Das Bundesverfassungsgericht hat am 28. September 2010 entschieden, dass die genannten Regelungen des Paragrafen 229 SGB V nicht gegen den Artikel 2 Abs. 1 des Grundgesetzes in Verbindung mit dem rechtsstaatlichen Grundsatz des Vertrauensschutzes verstoßen. Somit können Kapitalleistungen aus betrieblichen Direktversicherungen Versorgungsbezügen nach Paragrafen 229 SGB V gleichgestellt und damit der Beitragspflicht unterworfen werden. Dieses sei mit dem Grundsatz der Verhältnismäßigkeit vereinbar, weil der Gesetzgeber berechtigt ist, jüngere Krankenversicherte von der Finanzierung des höheren Aufwands für die Rentner zu entlasten und die Rentner entsprechend ihrem Einkommen verstärkt zur Finanzierung heranzuziehen. Der Vertrauensschutz der betroffenen Versicherten wird dabei nicht unzumutbar beeinträchtigt.

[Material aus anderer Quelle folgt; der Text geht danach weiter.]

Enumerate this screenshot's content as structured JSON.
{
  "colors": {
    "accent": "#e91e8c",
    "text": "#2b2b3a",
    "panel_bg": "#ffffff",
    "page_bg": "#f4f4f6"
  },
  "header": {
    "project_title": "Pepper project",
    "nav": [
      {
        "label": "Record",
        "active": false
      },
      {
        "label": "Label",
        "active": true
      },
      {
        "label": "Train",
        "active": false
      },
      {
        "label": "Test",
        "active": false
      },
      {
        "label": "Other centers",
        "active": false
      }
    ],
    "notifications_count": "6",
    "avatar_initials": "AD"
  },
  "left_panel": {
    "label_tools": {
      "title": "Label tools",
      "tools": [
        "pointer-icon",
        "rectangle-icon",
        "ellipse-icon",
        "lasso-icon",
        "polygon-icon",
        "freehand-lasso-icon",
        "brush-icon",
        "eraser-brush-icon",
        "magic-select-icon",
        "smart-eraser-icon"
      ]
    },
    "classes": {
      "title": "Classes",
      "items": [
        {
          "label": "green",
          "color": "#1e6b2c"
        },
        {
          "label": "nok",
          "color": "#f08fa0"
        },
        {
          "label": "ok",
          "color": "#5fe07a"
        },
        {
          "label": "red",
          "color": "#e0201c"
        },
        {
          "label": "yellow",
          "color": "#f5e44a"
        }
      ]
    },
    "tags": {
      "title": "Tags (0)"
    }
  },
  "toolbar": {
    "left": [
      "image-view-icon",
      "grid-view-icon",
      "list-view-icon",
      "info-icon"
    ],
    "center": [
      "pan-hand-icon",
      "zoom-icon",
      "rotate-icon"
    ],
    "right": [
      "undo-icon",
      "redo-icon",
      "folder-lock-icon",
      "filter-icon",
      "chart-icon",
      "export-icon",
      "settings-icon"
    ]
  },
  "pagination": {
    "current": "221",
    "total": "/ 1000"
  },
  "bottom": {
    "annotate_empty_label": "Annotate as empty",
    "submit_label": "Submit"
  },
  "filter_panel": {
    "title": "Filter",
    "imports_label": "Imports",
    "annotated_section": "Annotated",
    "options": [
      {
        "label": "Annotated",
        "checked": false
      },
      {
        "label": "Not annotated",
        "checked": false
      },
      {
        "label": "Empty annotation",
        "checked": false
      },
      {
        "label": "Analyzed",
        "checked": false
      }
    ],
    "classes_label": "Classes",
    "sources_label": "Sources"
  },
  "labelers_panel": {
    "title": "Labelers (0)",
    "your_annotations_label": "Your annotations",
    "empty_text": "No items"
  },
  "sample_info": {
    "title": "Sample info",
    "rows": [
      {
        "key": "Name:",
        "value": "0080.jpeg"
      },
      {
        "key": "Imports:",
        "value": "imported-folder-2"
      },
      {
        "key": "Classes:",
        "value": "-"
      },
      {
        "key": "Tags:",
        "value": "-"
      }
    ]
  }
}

Das Bundesverfassungsgericht hat allerdings auch entschieden: Der Teil einer Direktversicherung, der nach Beendigung des Arbeitsverhältnisses und nach Einrücken des Arbeitnehmers in die Stellung des Versicherungsnehmers und von ihm allein gezahlte Beiträge unterliegen nicht der Beitragspflicht. Daraus folgt auch, dass zu Unrecht entrichtete Beiträge im Rahmen des Paragrafen 256 Abs. 2 SGB V zu erstatten sind.

Die regelmäßig vorgetragene Kritik, dass es zu einer Doppelverbeitragung komme, verkennt folgendes: Der Grundsatz der Einmalveranlagung, wie er im Steuerrecht besteht, findet im Sozialversicherungssystem der gesetzlichen Krankenversicherung keine Anwendung. Dies liegt am Solidarprinzip. Ein Bestandteil dieses Prinzip ist, dass die Beiträge der Mitglieder entsprechend ihrer wirtschaftlichen Leistungsfähigkeit erhoben werden. Ich betone erneut: Die Beitragserhebung in der gesetzlichen Krankenversicherung ist für die pflichtversicherten Arbeitnehmer auf die berufsbezogenen Einkünfte maximal bis zur Beitragsbemessungsgrenze beschränkt. Das Mitglied hat aufgrund der Zahlung des Beitrags ab dem ersten Tag einen vollumfänglichen Versicherungsschutz durch die GKV. Dieser Versicherungsschutz besteht nicht nur während der Erwerbstätigkeit, sondern wird auch im Ruhestand weiter gewährt.

Sehr geehrte Frau S., das Gesetz wird regelmäßig diskutiert, auch im Deutschen Bundestag. Eine Expertenanhörung des Ausschusses für Gesundheit im Deutschen Bundestag am 27. Januar 2016 hat gezeigt, dass ein Beibehalten der jetzigen gesetzlichen Regelung weiterhin notwendig ist. Die Beitragseinnahmen der GKV aus den Versorgungsbezügen belaufen sich derzeit auf etwa fünf Milliarden Euro, wobei ein Großteil auf den Bereich der betrieblichen Altersvorsorge entfällt. Bei einer Abschaffung oder Minderung der Beitragspflicht für diesen Bereich müssten die damit verbundenen Mindereinahmen durch einen noch größeren Solidarbeitrag der übrigen Beitragszahler aufgefangen werden. Mit Blick auf das Gebot der Solidarität und die Generationengerechtigkeit ist dies nicht zu rechtfertigen.

Der Bundesparteitag der CDU Deutschlands hat im Dezember 2018 gefordert, eine Reform der Sozialabgaben die auf Beträge zur privaten Altersvorsorge erhoben werden, zu überprüfen. Es soll künftig sichergestellt werden, dass Arbeitnehmer oder Selbständige, die Entgeltumwandlung zur privaten Altersvorsorge nutzen, nicht doppelt belastet werden. Diese Bewertung muss jedoch in einen umfassenden Vorschlag eingebettet werden, der rechtskonform, zukunftsgerichtet und finanzierbar ist. Leider waren in den letzten Monaten diskutierte und präsentierte Vorschläge finanziell nicht überzeugend. Ein erkennbar kostenintensives Projekt bedarf der Gegenfinanzierbarkeit, um den nächsten Generationen keine weiteren Kosten aufzubürden.

Ich hoffe, Ihnen mit diesen Informationen geholfen zu haben.